Bu durumda, yüzde 45 olan politika faizi için TCMB’ye bir alan açılmış olacak. 250 baz puanlık indirim olasılığı öne çıkmış durumda. Ancak, gerçekleşmeleri görmek gerekmekte. TCMB Başkanı Fatih Karahan, faiz kararları için otopilotta olmadıklarını belirtmişti. İlk aşamada şubat enflasyonu için aylık beklenti yüzde 3’ün üzeri hatta yüzde 4 civarında idi.
Sağlıkta muayene ücretlerinin düşürülmesiyle şubat için enflasyon tahminleri gerileyince, TCMB’nin faiz indirim beklentileri güç kazanmış oldu. Faiz indirimi gerçekleşirse, piyasalar buna olumlu tepki verebilir. Gösterge tahvil faizinde devam eden düşüş ve borsada hareketlenen banka hisseleri, bu beklentiyi fiyatlamakta. Borsadaki tepki çıkışında da aynı beklentinin payı bulunmakta.
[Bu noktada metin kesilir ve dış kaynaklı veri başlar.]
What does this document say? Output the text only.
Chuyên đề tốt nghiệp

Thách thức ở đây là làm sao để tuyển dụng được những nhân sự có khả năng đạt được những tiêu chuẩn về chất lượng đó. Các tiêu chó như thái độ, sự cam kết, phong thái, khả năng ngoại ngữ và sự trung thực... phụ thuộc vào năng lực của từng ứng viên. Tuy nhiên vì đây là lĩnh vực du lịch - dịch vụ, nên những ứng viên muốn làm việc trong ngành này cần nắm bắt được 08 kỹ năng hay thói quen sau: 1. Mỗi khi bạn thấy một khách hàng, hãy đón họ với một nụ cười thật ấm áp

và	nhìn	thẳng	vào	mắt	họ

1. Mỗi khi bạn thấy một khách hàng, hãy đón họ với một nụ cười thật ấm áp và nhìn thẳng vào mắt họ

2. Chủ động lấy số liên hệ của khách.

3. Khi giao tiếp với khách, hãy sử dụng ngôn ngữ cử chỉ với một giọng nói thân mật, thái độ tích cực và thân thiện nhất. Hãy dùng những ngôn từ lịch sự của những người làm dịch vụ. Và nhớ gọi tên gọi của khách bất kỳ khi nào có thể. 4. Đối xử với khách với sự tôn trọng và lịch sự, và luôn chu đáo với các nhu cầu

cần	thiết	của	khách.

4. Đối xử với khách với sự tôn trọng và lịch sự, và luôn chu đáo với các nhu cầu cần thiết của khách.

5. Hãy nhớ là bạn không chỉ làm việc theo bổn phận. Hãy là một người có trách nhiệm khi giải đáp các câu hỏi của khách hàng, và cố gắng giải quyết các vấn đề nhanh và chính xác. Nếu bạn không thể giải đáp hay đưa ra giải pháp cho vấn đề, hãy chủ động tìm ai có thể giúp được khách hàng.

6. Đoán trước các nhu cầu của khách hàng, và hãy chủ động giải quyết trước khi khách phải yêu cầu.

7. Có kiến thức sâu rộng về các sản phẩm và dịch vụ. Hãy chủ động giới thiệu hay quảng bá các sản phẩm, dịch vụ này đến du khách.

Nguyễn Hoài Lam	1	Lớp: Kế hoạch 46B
Ayrıca, BIST100 Endeksi’nde trend destek noktalarının test edilip tepki verdiği görülecektir. Yayınlanması devam eden 2024 yıl sonu bilançoları ve siyasi gelişmeler de gündemde yer tutmakta. Ancak, bilançoların Aselsan ve birkaç hisse hariç olumlu yönde fazlaca bir hareketlenmeye neden olduğunu söylemek zor. 2024 yılı son çeyreğinde Türkiye, beklentilerin biraz üzerinde büyümüş durumda.
Yabancı yatırımcılar son iki haftadır hisse senetlerinde alıma devam etmekte. Borsada yabancı ilgisinin arttığı görülmekte. TCMB verilerine göre, 21 Şubat ile biten haftada yabancı yatırımcılar; 73.8 milyon dolarlık hisse senedi, 179.8 milyon dolarlık tahvil bono almışlardır. Son iki haftada hisse senetleri alımları 182 milyon dolar, tahvil bono alımları ise 2.030 milyon dolar olmuştur.
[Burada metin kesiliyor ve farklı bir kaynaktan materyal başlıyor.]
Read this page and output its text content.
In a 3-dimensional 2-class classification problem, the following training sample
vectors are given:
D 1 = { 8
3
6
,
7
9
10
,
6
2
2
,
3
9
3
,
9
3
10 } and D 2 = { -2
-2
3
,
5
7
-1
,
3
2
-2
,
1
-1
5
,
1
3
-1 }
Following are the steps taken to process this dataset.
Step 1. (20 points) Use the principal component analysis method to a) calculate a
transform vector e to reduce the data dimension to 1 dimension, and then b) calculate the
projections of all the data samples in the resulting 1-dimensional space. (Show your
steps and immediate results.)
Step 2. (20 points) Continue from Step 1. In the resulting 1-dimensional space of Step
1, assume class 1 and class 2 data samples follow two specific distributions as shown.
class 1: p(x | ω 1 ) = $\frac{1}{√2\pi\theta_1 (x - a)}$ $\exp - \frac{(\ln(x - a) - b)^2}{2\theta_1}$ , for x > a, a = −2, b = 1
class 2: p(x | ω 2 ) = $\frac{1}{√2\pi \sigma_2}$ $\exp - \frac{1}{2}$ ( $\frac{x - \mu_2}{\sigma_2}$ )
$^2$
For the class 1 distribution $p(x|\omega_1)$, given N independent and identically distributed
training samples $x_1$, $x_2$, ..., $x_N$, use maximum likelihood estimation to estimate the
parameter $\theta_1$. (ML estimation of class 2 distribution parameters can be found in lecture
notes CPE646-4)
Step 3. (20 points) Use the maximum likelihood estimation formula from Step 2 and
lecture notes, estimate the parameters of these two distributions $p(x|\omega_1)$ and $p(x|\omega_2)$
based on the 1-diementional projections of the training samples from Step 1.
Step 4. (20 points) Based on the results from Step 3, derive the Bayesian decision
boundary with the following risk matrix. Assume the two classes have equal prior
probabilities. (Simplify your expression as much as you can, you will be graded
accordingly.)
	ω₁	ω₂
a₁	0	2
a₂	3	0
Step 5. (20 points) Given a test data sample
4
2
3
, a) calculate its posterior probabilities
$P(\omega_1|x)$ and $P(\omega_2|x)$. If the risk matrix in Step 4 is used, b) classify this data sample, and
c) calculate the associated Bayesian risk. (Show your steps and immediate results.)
24 Ocak-21 Şubat aralığındaki hisse senetlerinde net alım 567 milyon dolara ulaşmış durumda. Bu açıdan bakıldığında, enflasyon ve TCMB kaynaklı gelişmelere yabancıların kayıtsız kalmadığı anlaşılmakta. Ayrıca, 21 Şubat haftasında TCMB rezervleri ve kur korumalı mevduatta düşüş, yurtiçi yerleşiklerin döviz mevduatlarında yükseliş görülmüştür.
Yüksek faiz ve rezervler, döviz kurları üzerinde baskısını sürdürmekte. Bu durum, kur geçişkenliğindeki azalma nedeniyle enflasyondaki gerilemeye de katkı sağlamaktadır. Döviz kurlarındaki yükseliş, halen enflasyonun altında kalmaya devam etmekte. Ocak-şubat döneminde döviz sepetindeki artış, ortalama yüzde 3.7 civarında. Aynı dönemde enflasyonun (TÜFE) yüzde 8 olması bekleniyor.
Yüzde 4’ün üzerinde döviz aleyhine bir fark mevcut. Avrupa Merkez Bankası faiz oranı yüzde 2.90, ABD Merkez Bankası yüzde 4.5, ABD bir yıllık ve 10 yıllık tahvil bono faizleri yüzde 4.1 ile yüzde 4.3 bandında seyretmekte. Türkiye’de ise TCMB’nin politika faizi yüzde 45, yıllık tahvil faiz oranı yüzde 38, 10 yıllık ise yüzde 28 ile halen cazibesini korumakta.
Borsada trend desteğinden gelen tepki çıkışı, henüz güç kazanmış görünmüyor. İlk destekler 9.420-9.400 seviyelerinde, bu seviye kısa dönem için önemli. Bu seviyeye geri çekilmeler, tepki alımlarıyla karşılaşabilir. Aksi takdirde, satış baskısının devamıyla daha alt destek noktaları gündeme gelebilir. Sonraki destekler 9.100-9.200 seviyelerinde.
Yukarı yönlü hareketin devamında ise 9.850 ve 10.000-10.100 ilk direnç seviyeleri olarak görülmekte. Çıkışın güç kazanması için 10.100 seviyesinin geçilmesi gerekmekte. Endekste destek noktalarında tepki alımlarının görüldüğü, buna karşılık direnç seviyelerinin geçilmekte zorlandığı piyasa görünümü korunabilir.